Field of Cloth of Gold

Le Camp du Drap d’Or

Chapter 3 : The Event

Although much less direct evidence of them survives, the expense and range of food and wine served at the banquets on the French side were of an equivalent order to the English. They, too, had temporary field kitchens in and near Ardres, like those depicted in the painting of the Field now at Hampton Court. The vast concourse of 11,000 people had also to be catered for on a daily basis during the event. The French court therefore established a supply depot for food, wine and fodder for horses at Marquise, just south of Boulogne, where the staff of both the French and English courts and the servants of the nobles and gentry, could obtain food and provisions at agreed rates.

Strict protocols governed the whole meeting so that, in theory, neither king was able to upstage the other. Both of them found this frustrating, however, and this probably occasioned Henry’s famous impromptu wrestling match with Francis - that he lost. Francis, too, made his own impromptu gesture when he visited Guînes castle early on the morning of Sunday 17 June. To the astonishment of the governor of the castle, he demanded to see Henry. Taken to the English king’s chambers, he declared himself Henry’s prisoner. He asked to be allowed to help dress Henry, an extraordinary request at once complimentary and intimidating. Henry was more or less forced to respond generously allowing him to participate in his outfitting for the day and offering Francis a jewelled collar as a gift; to which Francis responded by giving Henry expensive bracelets. He had obviously come prepared! Henry then escorted Francis to meet Queen Katherine, with whom he remained until the banquet scheduled for that day was ready. Observers were dumbfounded, but also impressed, at this dramatic declaration of faith by the French king.

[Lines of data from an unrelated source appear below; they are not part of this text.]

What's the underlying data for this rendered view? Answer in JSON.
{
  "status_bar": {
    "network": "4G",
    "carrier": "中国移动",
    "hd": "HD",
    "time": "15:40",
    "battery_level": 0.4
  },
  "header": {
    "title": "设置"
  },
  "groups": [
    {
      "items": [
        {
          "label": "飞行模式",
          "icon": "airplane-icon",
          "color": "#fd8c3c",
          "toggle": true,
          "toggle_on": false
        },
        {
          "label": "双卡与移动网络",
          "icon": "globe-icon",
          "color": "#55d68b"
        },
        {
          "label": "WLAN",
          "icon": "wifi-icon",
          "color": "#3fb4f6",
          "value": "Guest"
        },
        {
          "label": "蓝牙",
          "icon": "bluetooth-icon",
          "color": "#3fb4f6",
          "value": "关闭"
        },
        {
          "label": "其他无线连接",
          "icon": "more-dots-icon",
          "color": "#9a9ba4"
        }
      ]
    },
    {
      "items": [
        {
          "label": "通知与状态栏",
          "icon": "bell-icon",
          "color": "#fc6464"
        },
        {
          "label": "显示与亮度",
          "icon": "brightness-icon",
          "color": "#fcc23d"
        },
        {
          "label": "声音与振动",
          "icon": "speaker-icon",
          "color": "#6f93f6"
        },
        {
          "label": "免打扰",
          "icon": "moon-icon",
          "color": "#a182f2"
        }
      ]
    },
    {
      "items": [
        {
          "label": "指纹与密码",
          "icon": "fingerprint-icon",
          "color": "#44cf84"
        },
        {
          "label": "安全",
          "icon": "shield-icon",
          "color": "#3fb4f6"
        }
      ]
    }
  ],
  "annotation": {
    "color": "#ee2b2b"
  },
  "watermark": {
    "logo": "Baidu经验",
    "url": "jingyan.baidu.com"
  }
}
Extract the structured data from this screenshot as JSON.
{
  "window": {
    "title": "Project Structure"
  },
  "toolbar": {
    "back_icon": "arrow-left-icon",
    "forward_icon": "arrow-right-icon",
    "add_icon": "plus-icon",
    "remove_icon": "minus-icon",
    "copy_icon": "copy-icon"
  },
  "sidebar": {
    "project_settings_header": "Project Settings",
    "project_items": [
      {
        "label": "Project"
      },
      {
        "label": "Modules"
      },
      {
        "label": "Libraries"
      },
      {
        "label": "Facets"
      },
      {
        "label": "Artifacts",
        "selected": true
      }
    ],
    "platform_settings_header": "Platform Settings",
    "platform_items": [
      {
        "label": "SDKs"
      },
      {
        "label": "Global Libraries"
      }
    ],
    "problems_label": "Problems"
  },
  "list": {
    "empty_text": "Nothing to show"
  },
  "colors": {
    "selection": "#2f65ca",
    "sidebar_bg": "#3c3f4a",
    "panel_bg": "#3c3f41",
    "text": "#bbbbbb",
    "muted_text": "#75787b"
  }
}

A few days later, Henry made his own, perhaps less impromptu, return visit to Ardres. Counter-intuitively therefore, this kind of personal competitiveness was not an unwelcome intrusion on expressions of peaceful good will, but the way each king displayed personal qualities of chivalry and demanded respect in return. Each tested the other to find out how genuine his claim to friendship was and exactly what strength or otherwise the other might bring to their alliance.

On 23 June, the penultimate day of the event, Wolsey celebrated High Mass to bless and spiritually inaugurate the Universal Peace. At the moment of the elevation of the Host, there appeared over the chapel built at the tiltyard, a flying ‘dragon’. As a French poem recording the event tells us,

From the skies of Ardres it flies to Guînes, this artificial
dragon fashioned by the great skill of the English … Its
eyes blaze, and with quivering tongue it licks its mouth,
which opens wide; the dragon hisses through its gaping jowls.

The poem continues with a full and surprisingly technical description of what was evidently a kite drawn on a cable behind a wagon. The dragon’s blazing eyes and hissing mouth indicate pyrotechnics of some kind were involved. A dragon appears in the Hampton Court painting and some have suggested that it was the Welsh ‘Tudor’ dragon, in tribute to Henry. Another French description, however, calls it, ‘une grande salemandre ou dragon faicte artifciellement’. This is closer to the mark. It was much more likely to have been a salamander, an English compliment to Francis. The salamander amidst flames was his principal heraldic emblem or badge. It is still to be seen in stone, scuttling on the walls, or curling on the chimney pieces, of virtually all the châteaux he built and renovated in the Loire Valley and in Paris. A fire-breathing salamander decoration had specifically featured at a banquet given at the Bastille in December 1518 for the English ambassadors who had come to ratify the Anglo-French alliance. That it was made by the English is clear, both from the French poem and the 20s 4d paid to one Thomas Wright for ‘canvas for the dragon’. The meeting concluded the following day, with more exchanges of presents between the kings and the principal members of their respective entourages.